Virtualizing data

Last updated: Mar 17, 2025

Virtualizing data with Data Virtualization

Use the Data Virtualization service to easily join data from different sources in one unified view, without manual changes, data movement, or replication.

The Data Virtualization service is a part of the data fabric.

Overview

With Data Virtualization, you can access physical data from multiple sources through a single semantic virtual layer. This virtual layer means that the data can be accessed, manipulated, and analyzed without the need to know its physical format or location, and without having to move or copy it.

Data Virtualization is part of the data fabric.

Prerequisites

If you want to publish your virtual data to a governed catalog, you must install IBM Knowledge Catalog. For more information, see IBM Knowledge Catalog on Cloud Pak for Data.

Required service

Data Virtualization.

Before you can virtualize your data, you must create and deploy a service instance of Data Virtualization in Cloud Pak for Data as a Service. For more information, see Provision a service instance for Data Virtualization.

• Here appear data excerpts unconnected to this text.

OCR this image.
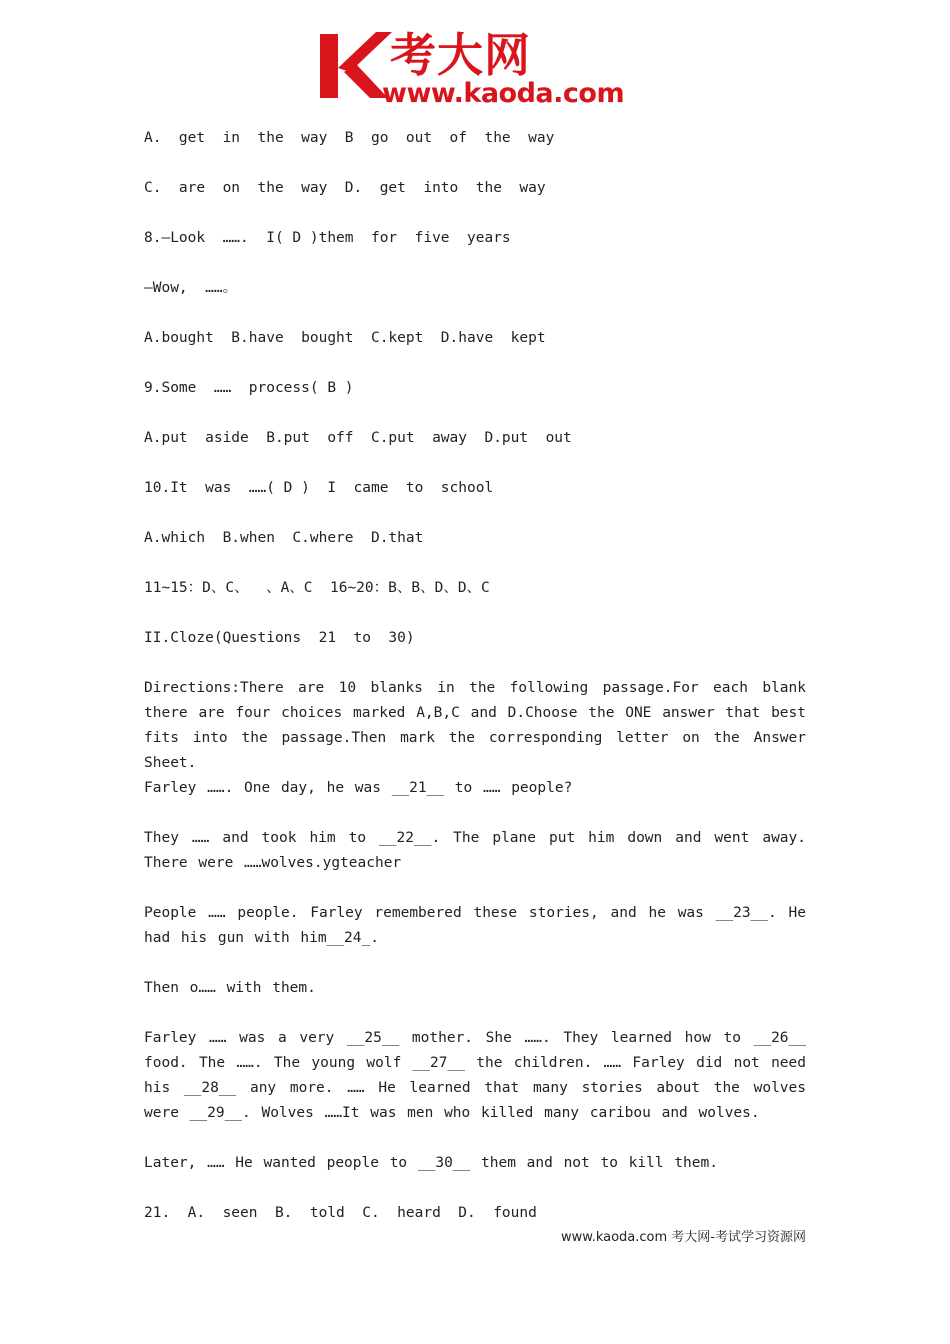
考大网
www.kaoda.com
A.  get  in  the  way  B  go  out  of  the  way
C.  are  on  the  way  D.  get  into  the  way
8.—Look  …….  I( D )them  for  five  years
—Wow,  ……。
A.bought  B.have  bought  C.kept  D.have  kept
9.Some  ……  process( B )
A.put  aside  B.put  off  C.put  away  D.put  out
10.It  was  ……( D )  I  came  to  school
A.which  B.when  C.where  D.that
11~15：D、C、  、A、C  16~20：B、B、D、D、C
II.Cloze(Questions  21  to  30)
Directions:There are 10 blanks in the following passage.For each blank there are four choices marked A,B,C and D.Choose the ONE answer that best fits into the passage.Then mark the corresponding letter on the Answer Sheet.
Farley ……. One day, he was __21__ to …… people?
They …… and took him to __22__. The plane put him down and went away. There were ……wolves.ygteacher
People …… people. Farley remembered these stories, and he was __23__. He had his gun with him__24_.
Then o…… with them.
Farley …… was a very __25__ mother. She ……. They learned how to __26__ food. The ……. The young wolf __27__ the children. …… Farley did not need his __28__ any more. …… He learned that many stories about the wolves were __29__. Wolves ……It was men who killed many caribou and wolves.
Later, …… He wanted people to __30__ them and not to kill them.
21.  A.  seen  B.  told  C.  heard  D.  found
www.kaoda.com 考大网-考试学习资源网
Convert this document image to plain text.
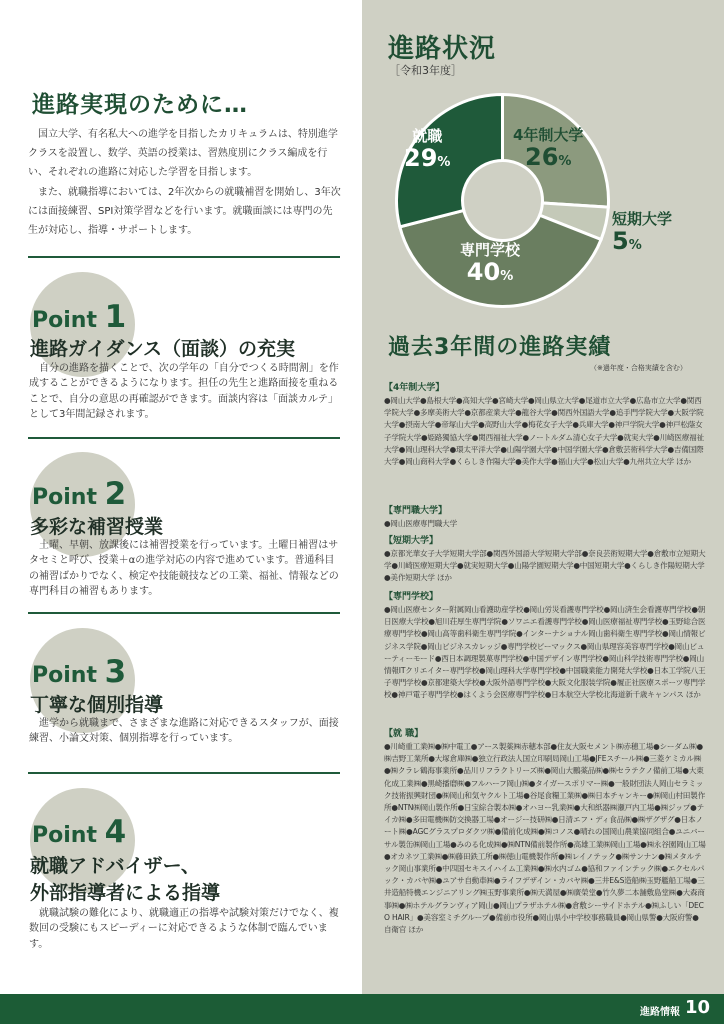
進路実現のために…

国立大学、有名私大への進学を目指したカリキュラムは、特別進学クラスを設置し、数学、英語の授業は、習熟度別にクラス編成を行い、それぞれの進路に対応した学習を目指します。

また、就職指導においては、2年次からの就職補習を開始し、3年次には面接練習、SPI対策学習などを行います。就職面談には専門の先生が対応し、指導・サポートします。

Point 1
進路ガイダンス（面談）の充実

自分の進路を描くことで、次の学年の「自分でつくる時間割」を作成することができるようになります。担任の先生と進路面接を重ねることで、自分の意思の再確認ができます。面談内容は「面談カルテ」として3年間記録されます。

Point 2
多彩な補習授業

土曜、早朝、放課後には補習授業を行っています。土曜日補習はサタセミと呼び、授業＋αの進学対応の内容で進めています。普通科目の補習ばかりでなく、検定や技能競技などの工業、福祉、情報などの専門科目の補習もあります。

Point 3
丁寧な個別指導

進学から就職まで、さまざまな進路に対応できるスタッフが、面接練習、小論文対策、個別指導を行っています。

Point 4
就職アドバイザー、
外部指導者による指導

就職試験の難化により、就職適正の指導や試験対策だけでなく、複数回の受験にもスピーディーに対応できるような体制で臨んでいます。

進路状況
［令和3年度］
4年制大学
26%
短期大学
5%
専門学校
40%
就職
29%
過去3年間の進路実績
（※過年度・合格実績を含む）
【4年制大学】
●岡山大学●島根大学●高知大学●宮崎大学●岡山県立大学●尾道市立大学●広島市立大学●関西学院大学●多摩美術大学●京都産業大学●龍谷大学●関西外国語大学●追手門学院大学●大阪学院大学●摂南大学●帝塚山大学●高野山大学●梅花女子大学●兵庫大学●神戸学院大学●神戸松蔭女子学院大学●姫路獨協大学●関西福祉大学●ノートルダム清心女子大学●就実大学●川崎医療福祉大学●岡山理科大学●環太平洋大学●山陽学園大学●中国学園大学●倉敷芸術科学大学●吉備国際大学●岡山商科大学●くらしき作陽大学●美作大学●福山大学●松山大学●九州共立大学 ほか
【専門職大学】
●岡山医療専門職大学
【短期大学】
●京都光華女子大学短期大学部●関西外国語大学短期大学部●奈良芸術短期大学●倉敷市立短期大学●川崎医療短期大学●就実短期大学●山陽学園短期大学●中国短期大学●くらしき作陽短期大学●美作短期大学 ほか
【専門学校】
●岡山医療センター附属岡山看護助産学校●岡山労災看護専門学校●岡山済生会看護専門学校●朝日医療大学校●旭川荘厚生専門学院●ソワニエ看護専門学校●岡山医療福祉専門学校●玉野総合医療専門学校●岡山高等歯科衛生専門学院●インターナショナル岡山歯科衛生専門学校●岡山情報ビジネス学院●岡山ビジネスカレッジ●専門学校ビーマックス●岡山県理容美容専門学校●岡山ビューティーモード●西日本調理製菓専門学校●中国デザイン専門学校●岡山科学技術専門学校●岡山情報ITクリエイター専門学校●岡山理科大学専門学校●中国職業能力開発大学校●日本工学院八王子専門学校●京都建築大学校●大阪外語専門学校●大阪文化服装学院●履正社医療スポーツ専門学校●神戸電子専門学校●はくよう会医療専門学校●日本航空大学校北海道新千歳キャンパス ほか
【就 職】
●川崎重工業㈱●㈱中電工●アース製薬㈱赤穂本部●住友大阪セメント㈱赤穂工場●シーダム㈱●㈱吉野工業所●大塚倉庫㈱●独立行政法人国立印刷局岡山工場●JFEスチール㈱●三菱ケミカル㈱●㈱クラレ鶴海事業所●品川リフラクトリーズ㈱●岡山大鵬薬品㈱●㈱セラテクノ備前工場●大東化成工業㈱●黒崎播磨㈱●フルハーフ岡山㈱●タイガースポリマー㈱●一般財団法人岡山セラミック技術振興財団●㈱岡山和気ヤクルト工場●谷尾食糧工業㈱●㈱日本チャンキー●㈱岡山村田製作所●NTN㈱岡山製作所●日宝綜合製本㈱●オハヨー乳業㈱●大和紙器㈱瀬戸内工場●㈱ジップ●テイカ㈱●多田電機㈱防交換器工場●オージー技研㈱●日清エフ・ディ食品㈱●㈱ザグザグ●日本ノート㈱●AGCグラスプロダクツ㈱●備前化成㈱●㈱コノス●晴れの国岡山農業協同組合●ユニバーサル製缶㈱岡山工場●みのる化成㈱●㈱NTN備前製作所●高雄工業㈱岡山工場●㈱永谷園岡山工場●オカネツ工業㈱●㈱藤田鉄工所●㈱徳山電機製作所●㈱レイノテック●㈱サンナン●㈱メタルテック岡山事業所●中四国セキスイハイム工業㈱●㈱水内ゴム●協和ファインテック㈱●エクセルパック・カバヤ㈱●ユアサ自動車㈱●ライフデザイン・カバヤ㈱●三井E&S造船㈱玉野艦船工場●三井造船特機エンジニアリング㈱玉野事業所●㈱天満屋●㈱廣榮堂●竹久夢二本舗敷島堂㈱●大森商事㈱●㈱ホテルグランヴィア岡山●岡山プラザホテル㈱●倉敷シーサイドホテル●㈱ふしい「DECO HAIR」●美容室ミチグループ●備前市役所●岡山県小中学校事務職員●岡山県警●大阪府警●自衛官 ほか
進路情報 10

After you provision your service instance, you can set up your Data Virtualization instance. For more information, see Getting started with Cloud Pak for Data as a Service and Quick start: Virtualize data.

Related service

IBM Knowledge Catalog.

If you want to publish your virtual data to a governed catalog, you must install IBM Knowledge Catalog. For more information, see Data governance.

Data formats

Data Virtualization works with connections to many types of data sources and formats. For more information, see Connecting to data sources in Data Virtualization.

Data size

Each data source defines its own data size limits. For more information, see Supported data sources in Data Virtualization.

Credentials

Data Virtualization uses your IBM Cloud credentials to connect to the service. You must have certain Data Virtualization roles to perform certain tasks. For more information, see Connecting and authenticating to the Data Virtualization service.

Getting started

To start using Data Virtualization, follow these high-level steps:

Open the Data Virtualization service.

In the Cloud Pak for Data navigation menu, select Data > Data virtualization.
Add your data sources to Data Virtualization.

Navigate to the Data sources page and then select Add connection to add connections. Data Virtualization supports dozens of relational and nonrelational data sources.
Virtualize the tables from the data source.

In the Virtualize page, select the tables that you want to virtualize and then select Add to cart > View cart to virtualize the tables.
Join the tables to create a unified view.

In the Virtualized data page, select the tables that you want to join and then select Join to join the objects.
Query the virtual objects.

Navigate to the Run SQL page to query your virtual objects using the built in SQL editor.
Consume the data using other Cloud Pak for Data services in the data fabric.

Consume virtual tables in projects, dashboards, data catalogs, and other applications. For more information, see Dashboard services.